MSMS life a month in: How are students coping?


Everett "CJ" Mason, Jr.

Students spend time in their residence halls playing games and getting to know their classmates.

Madison Echols, Staff Writer

While the end of August for most juniors across America marks the beginning of the end of their high school careers, the completion of the month denotes the commencement of a new journey for MSMS juniors. Juniors, entering a new school this year, are set with the task of balancing the many academic and social challenges that come with attending the no. 1 public high school in Mississippi.

This year, however, the juniors of MSMS are not the only ones who have to perform this task; the seniors are also experiencing a somewhat normal MSMS life for the first time. Due to the COVID-19 pandemic, the seniors’ junior year was limited to online Zoom calls and less-than-ideal schedules of alternating on and off campus with the Class of 2021. Both the juniors and seniors are now back on campus together, experiencing the unique residential and rigorous academic life of MSMS closest to what it was before the pandemic while coping with the adjustment that comes with it.

Junior Mariah Bailey said she can attest to the struggles that come with the first few weeks of school at MSMS.

“I feel like I got really spoiled with how things were at my old school — the ease,” Bailey said. “It was definitely really rough around the third week of school here because we started to have classes for real. But I’m honestly not doing as bad as I thought I would.”

Even though school has only been in session for a few weeks, things are already looking up for many students. Junior Sophia Williams said the change in the atmosphere from the beginning of school has improved her disposition.

“I’m doing pretty well now, I’d say,” Williams said. “At first, it was rough. There was a lot of hustle and bustle in the community, and everyone was on edge. It’s better now because everyone is slowly getting acclimated to the school, we’re making friends, getting used to the workload, et cetera.”

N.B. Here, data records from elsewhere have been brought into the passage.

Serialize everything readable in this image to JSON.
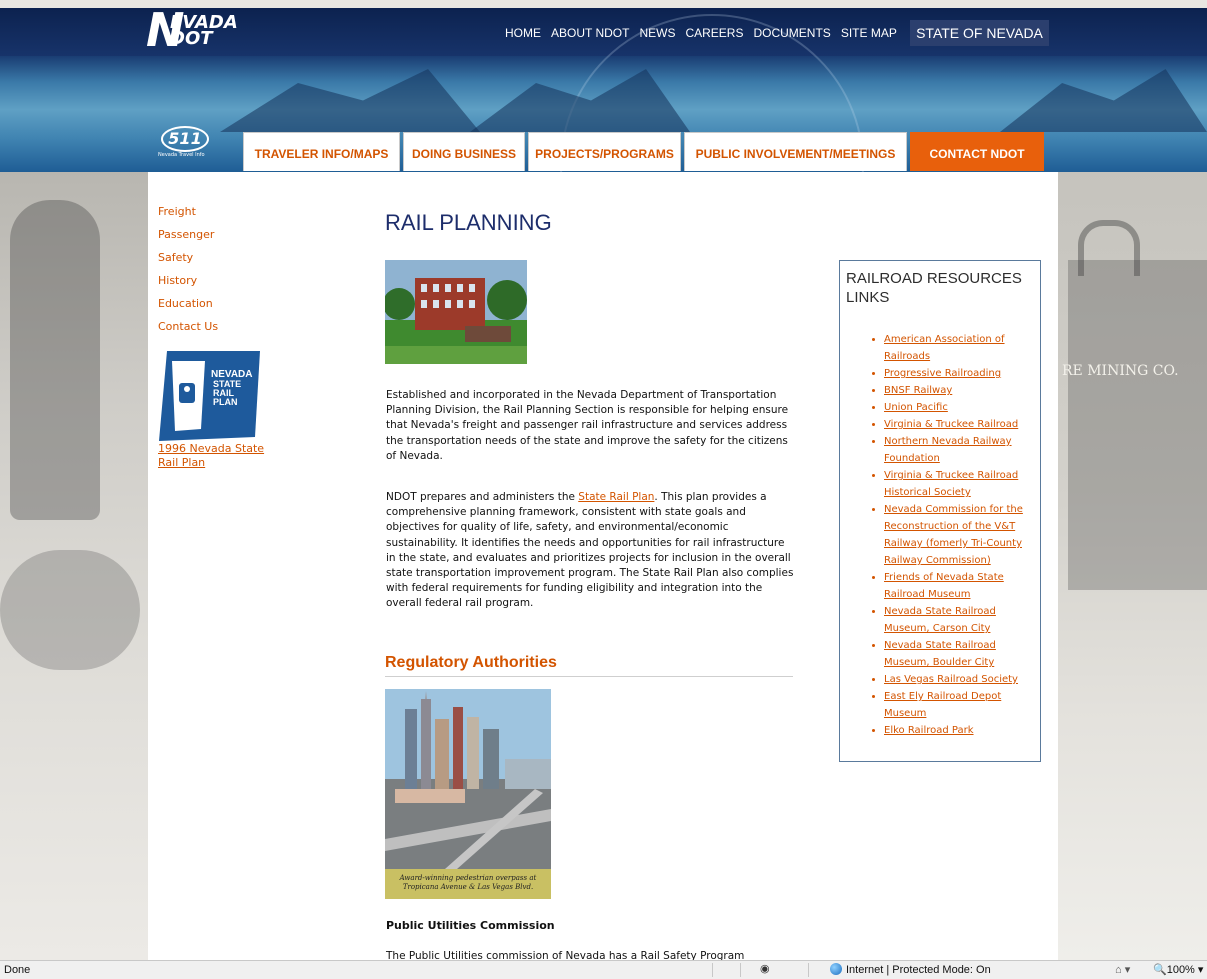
{
  "logo": {
    "line1": "EVADA",
    "line2": "DOT",
    "letter": "N"
  },
  "top_nav": [
    "HOME",
    "ABOUT NDOT",
    "NEWS",
    "CAREERS",
    "DOCUMENTS",
    "SITE MAP"
  ],
  "state_label": "STATE OF NEVADA",
  "logo_511": {
    "number": "511",
    "tagline": "Nevada Travel Info"
  },
  "main_nav": [
    "TRAVELER INFO/MAPS",
    "DOING BUSINESS",
    "PROJECTS/PROGRAMS",
    "PUBLIC INVOLVEMENT/MEETINGS",
    "CONTACT NDOT"
  ],
  "left_nav": [
    "Freight",
    "Passenger",
    "Safety",
    "History",
    "Education",
    "Contact Us"
  ],
  "rail_plan_badge": {
    "line1": "NEVADA",
    "line2": "STATE",
    "line3": "RAIL",
    "line4": "PLAN"
  },
  "rail_plan_link": "1996 Nevada State Rail Plan",
  "page_title": "RAIL PLANNING",
  "intro_paragraph": "Established and incorporated in the Nevada Department of Transportation Planning Division, the Rail Planning Section is responsible for helping ensure that Nevada's freight and passenger rail infrastructure and services address the transportation needs of the state and improve the safety for the citizens of Nevada.",
  "plan_paragraph": {
    "before": "NDOT prepares and administers the ",
    "link": "State Rail Plan",
    "after": ". This plan provides a comprehensive planning framework, consistent with state goals and objectives for quality of life, safety, and environmental/economic sustainability. It identifies the needs and opportunities for rail infrastructure in the state, and evaluates and prioritizes projects for inclusion in the overall state transportation improvement program. The State Rail Plan also complies with federal requirements for funding eligibility and integration into the overall federal rail program."
  },
  "regulatory_heading": "Regulatory Authorities",
  "photo_caption": {
    "line1": "Award-winning pedestrian overpass at",
    "line2": "Tropicana Avenue & Las Vegas Blvd."
  },
  "puc_heading": "Public Utilities Commission",
  "puc_partial": "The Public Utilities commission of Nevada has a Rail Safety Program",
  "resources": {
    "title": "RAILROAD RESOURCES LINKS",
    "links": [
      "American Association of Railroads",
      "Progressive Railroading",
      "BNSF Railway",
      "Union Pacific",
      "Virginia & Truckee Railroad",
      "Northern Nevada Railway Foundation",
      "Virginia & Truckee Railroad Historical Society",
      "Nevada Commission for the Reconstruction of the V&T Railway (fomerly Tri-County Railway Commission)",
      "Friends of Nevada State Railroad Museum",
      "Nevada State Railroad Museum, Carson City",
      "Nevada State Railroad Museum, Boulder City",
      "Las Vegas Railroad Society",
      "East Ely Railroad Depot Museum",
      "Elko Railroad Park"
    ]
  },
  "background_sign": "RE MINING CO.",
  "status_bar": {
    "status": "Done",
    "zone": "Internet | Protected Mode: On",
    "zoom": "100%"
  },
  "colors": {
    "accent": "#d35400",
    "title_blue": "#1d2d6b",
    "contact_tab": "#e8600c",
    "header_dark": "#0f2a5c"
  }
}
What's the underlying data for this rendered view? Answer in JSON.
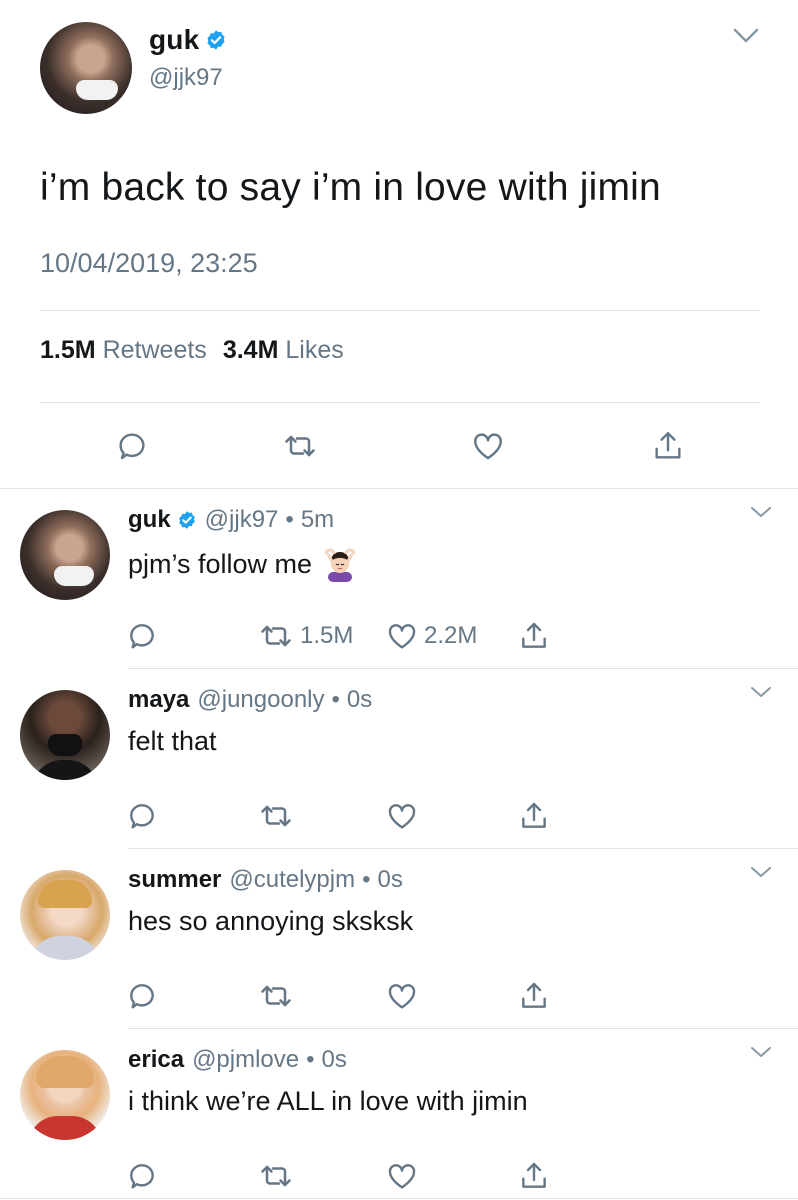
{
  "main_tweet": {
    "name": "guk",
    "handle": "@jjk97",
    "text": "i’m back to say i’m in love with jimin",
    "timestamp": "10/04/2019, 23:25",
    "retweets_count": "1.5M",
    "retweets_label": "Retweets",
    "likes_count": "3.4M",
    "likes_label": "Likes",
    "verified": true,
    "actions": [
      "reply-icon",
      "retweet-icon",
      "like-icon",
      "share-icon"
    ]
  },
  "replies": [
    {
      "name": "guk",
      "verified": true,
      "handle": "@jjk97",
      "separator": "•",
      "time": "5m",
      "text": "pjm’s follow me",
      "emoji": "woman-gesturing-ok-emoji",
      "retweets": "1.5M",
      "likes": "2.2M"
    },
    {
      "name": "maya",
      "handle": "@jungoonly",
      "separator": "•",
      "time": "0s",
      "text": "felt that"
    },
    {
      "name": "summer",
      "handle": "@cutelypjm",
      "separator": "•",
      "time": "0s",
      "text": "hes so annoying sksksk"
    },
    {
      "name": "erica",
      "handle": "@pjmlove",
      "separator": "•",
      "time": "0s",
      "text": "i think we’re ALL in love with jimin"
    }
  ],
  "colors": {
    "text": "#14171a",
    "secondary": "#657786",
    "verified_blue": "#1da1f2",
    "divider": "#dfe3e6"
  }
}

“It still feels weird being [at MSMS],” Bailey added, “but the atmosphere is inviting and nice enough that I’m not freaking out every day. Everyone is also really open about how they are coping too, so I know that I’m not the only one feeling stuck sometimes. It’s fine, other people are feeling it, too, and you just keep going.”

Despite the lack of exposure to a traditional junior year, the seniors have endured a season in MSMS history that has never been seen before. Through the unpredictability of their junior year, they learned valuable lessons that encouraged them to cherish the remainder of their time at MSMS even more.

Senior Maddie Flowers said from the past month of school, she has gotten closer with friends and realized how much MSMS means to her

“When I am feeling overwhelmed, I’ve learned that I should sit back and relish in the moment because it’s already my senior year, and it’s going by so fast,” Flowers said. “The fact that I didn’t get to fully enjoy my junior year puts pressure on my senior year. I’ve definitely connected with more of my classmates now that we’re on campus because we didn’t really have the chance to when we were virtual and going back and forth. I’m going to be so upset [when graduation comes] because I’ve gotten so close with [my classmates].”